Claims have risen 53 percent over the last ten years, Stringer said in his “ClaimStat Alert” released on Sunday. The city has paid out a total of $20,644,448 over those years.
Brooklyn had by far the most claims – 209 — filed during the study period of 2005 to 2014. In Manhattan, there were 123 claims filed during the same period. The Bronx and Queens both had 111 claims filed, while Staten Island recorded 23.
In Brooklyn, Stroud Playground in Prospect Heights and Slope Park Playground in the South Slope had the most problems, according to the report, with six claims each filed during the study period.
These included a hole in the ground, surface cracks, improper maintenance and unsafe climbing equipment (at Stroud), and improper maintenance and a dangerous swing (at Slope Park).

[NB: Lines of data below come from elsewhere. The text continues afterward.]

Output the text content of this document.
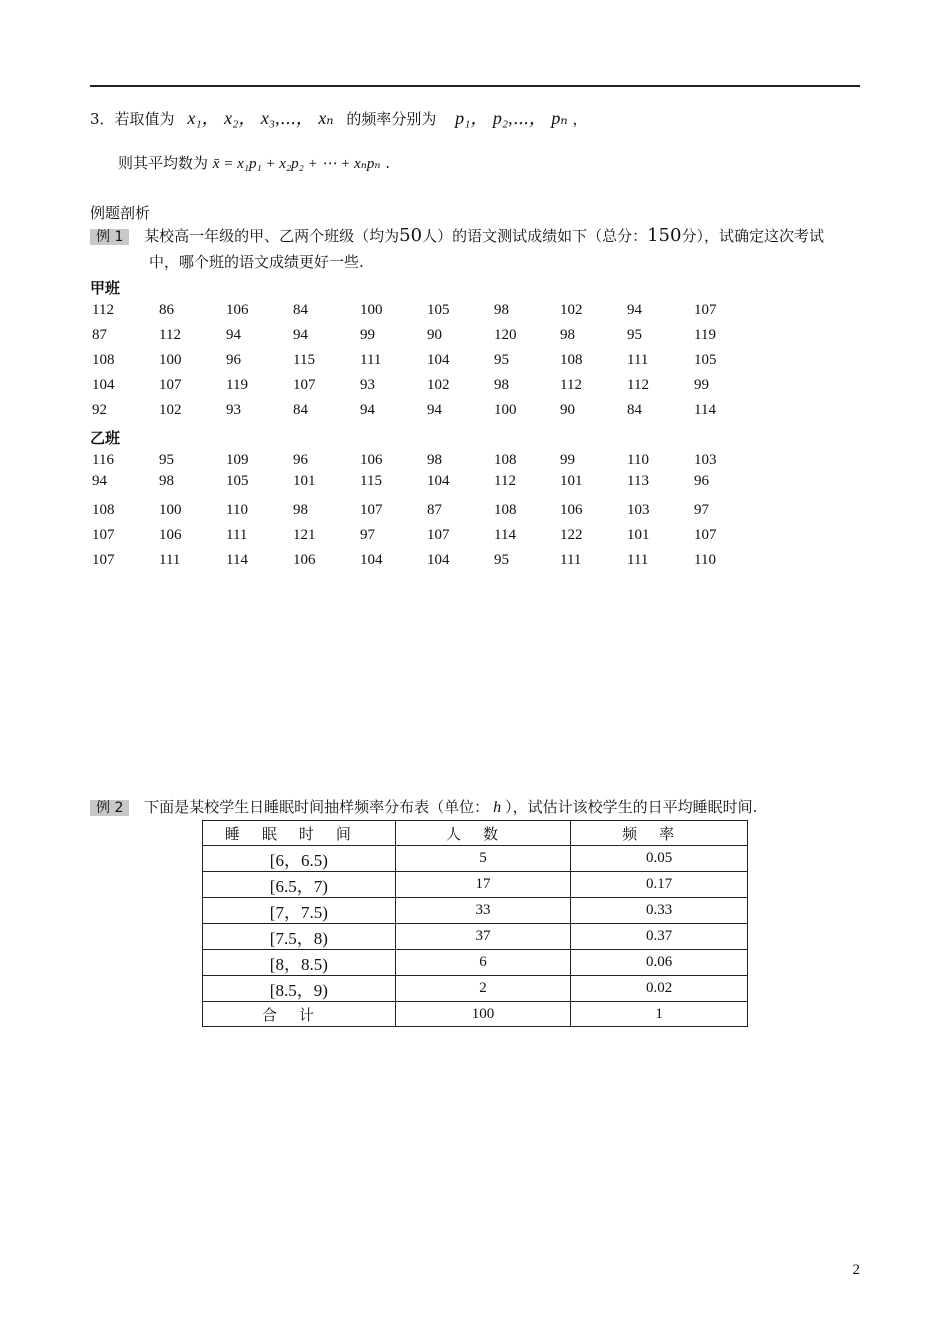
3．若取值为 x₁， x₂， x₃,⋯， xₙ 的频率分别为 p₁， p₂,⋯， pₙ ，
则其平均数为 x̄ = x₁p₁ + x₂p₂ + ⋯ + xₙpₙ .
例题剖析
例 1 某校高一年级的甲、乙两个班级（均为50人）的语文测试成绩如下（总分：150分），试确定这次考试
中，哪个班的语文成绩更好一些.
甲班
112	86	106	84	100	105	98	102	94	107
87	112	94	94	99	90	120	98	95	119
108	100	96	115	111	104	95	108	111	105
104	107	119	107	93	102	98	112	112	99
92	102	93	84	94	94	100	90	84	114
乙班
116	95	109	96	106	98	108	99	110	103
94	98	105	101	115	104	112	101	113	96
108	100	110	98	107	87	108	106	103	97
107	106	111	121	97	107	114	122	101	107
107	111	114	106	104	104	95	111	111	110
例 2 下面是某校学生日睡眠时间抽样频率分布表（单位： h ），试估计该校学生的日平均睡眠时间.
睡眠时间	人数	频率
[6，6.5)	5	0.05
[6.5，7)	17	0.17
[7，7.5)	33	0.33
[7.5，8)	37	0.37
[8，8.5)	6	0.06
[8.5，9)	2	0.02
合计	100	1
2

The city paid out thousands for injuries from the poorly installed swing in Slope Park. The swing has since been removed.

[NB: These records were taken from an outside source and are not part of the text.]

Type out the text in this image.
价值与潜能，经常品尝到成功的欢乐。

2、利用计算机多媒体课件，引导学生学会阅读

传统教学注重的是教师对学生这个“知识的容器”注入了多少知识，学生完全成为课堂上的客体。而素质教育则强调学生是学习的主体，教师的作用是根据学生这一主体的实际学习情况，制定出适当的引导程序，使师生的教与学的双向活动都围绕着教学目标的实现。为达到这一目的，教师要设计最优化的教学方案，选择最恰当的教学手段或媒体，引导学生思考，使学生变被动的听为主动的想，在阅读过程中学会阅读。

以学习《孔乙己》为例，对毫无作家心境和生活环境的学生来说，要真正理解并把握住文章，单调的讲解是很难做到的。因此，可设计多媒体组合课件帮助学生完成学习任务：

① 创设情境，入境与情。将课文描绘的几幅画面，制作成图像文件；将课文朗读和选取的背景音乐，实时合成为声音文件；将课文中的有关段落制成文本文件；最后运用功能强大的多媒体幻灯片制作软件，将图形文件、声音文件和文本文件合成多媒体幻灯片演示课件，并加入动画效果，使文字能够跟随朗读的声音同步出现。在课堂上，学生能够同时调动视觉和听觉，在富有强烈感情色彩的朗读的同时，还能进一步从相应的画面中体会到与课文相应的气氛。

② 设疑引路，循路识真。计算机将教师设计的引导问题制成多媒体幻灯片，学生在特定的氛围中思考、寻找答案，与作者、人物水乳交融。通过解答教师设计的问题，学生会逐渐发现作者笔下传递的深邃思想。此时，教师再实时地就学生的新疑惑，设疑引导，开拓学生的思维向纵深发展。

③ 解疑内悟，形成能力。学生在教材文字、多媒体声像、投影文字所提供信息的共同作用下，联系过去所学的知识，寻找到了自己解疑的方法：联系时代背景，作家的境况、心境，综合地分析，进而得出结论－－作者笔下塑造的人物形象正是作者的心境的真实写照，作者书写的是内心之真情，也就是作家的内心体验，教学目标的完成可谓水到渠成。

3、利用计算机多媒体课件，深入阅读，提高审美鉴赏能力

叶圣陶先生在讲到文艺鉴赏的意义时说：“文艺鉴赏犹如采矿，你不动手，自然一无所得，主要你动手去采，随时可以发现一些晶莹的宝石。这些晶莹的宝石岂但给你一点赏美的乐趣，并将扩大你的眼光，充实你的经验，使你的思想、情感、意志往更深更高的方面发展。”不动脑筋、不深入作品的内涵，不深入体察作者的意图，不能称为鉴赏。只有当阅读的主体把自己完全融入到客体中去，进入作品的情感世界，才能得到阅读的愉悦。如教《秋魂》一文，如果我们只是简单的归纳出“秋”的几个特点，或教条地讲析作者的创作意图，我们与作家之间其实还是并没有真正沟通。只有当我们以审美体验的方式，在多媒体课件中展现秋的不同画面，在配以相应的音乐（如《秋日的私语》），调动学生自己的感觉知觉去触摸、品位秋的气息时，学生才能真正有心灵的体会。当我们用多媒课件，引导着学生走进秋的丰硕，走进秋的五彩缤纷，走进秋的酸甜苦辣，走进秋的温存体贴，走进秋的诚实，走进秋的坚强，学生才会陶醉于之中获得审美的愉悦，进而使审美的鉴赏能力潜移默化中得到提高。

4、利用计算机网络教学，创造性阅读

Ten Brooklyn playgrounds, including Sunset Park Playground, Kolbert Park, Lincoln Terrace Park, Owls Head Playground and Bensonhurst Park racked up five claims each.
Many playgrounds were hit with one or two claims. These include the Main Street Park in Brooklyn Bridge Park (for a problem with the equipment); Pierrepont Playground in Brooklyn Heights (defective matting); Carroll Park (playground equipment); and the playground next to the Brooklyn Botanical Garden (playground equipment).
Some of the playgrounds have already been fixed
A number of the playgrounds cited in the report have already been redesigned or are being redesigned, however, and trouble spots – such as spinning disk rides — have been fixed or removed.
Stroud Playground, for example, is slated to receive $5.1 million through Mayor Bill de Blasio’s Community Parks Initiative (CPI), which invests in under-funded parks. (Other Brooklyn parks set to receive CPI funds include Jesse Owens Playground, Saratoga Ballfields, Stockton Playground, Ten Eyck Playground and Thomas Boyland Park.)
Renovations at a number of the other playgrounds mentioned in Stringer’s report are underway or in the planning stages: Sunset Playground has been funded for a $2.9 million makeover; Kolbert Playground has been funded for a $2.4 million renovation. Slope Park playground renovations were completed in 2013 with a budget of $1.9 million. Phase 2 of a major renovation ($5.4 million) of Gravesend Playground in Borough Park will begin in 2015.
The Parks Department said in a statement that they are reviewing the Comptroller’s report. “The safety of our children is our number one priority for our world-class playgrounds, and we continue to look for ways to improve our already high standards of safe design.”
Parks added, “NYC Parks has a strong record of working proactively to identify and address playground safety issues with initiatives including best-in-class National Playground Safety Inspector Course training for our playground inspectors, the development of a Play Equipment Program to establish best practices across parks, and the establishment of a playgrounds oversight group that works directly with play equipment manufacturers to improve design.”
According to the Parks Department, all five borough operation teams have in place Daily Immediate Attention (IA) Systems that monitor the parks, along with other quality control measures.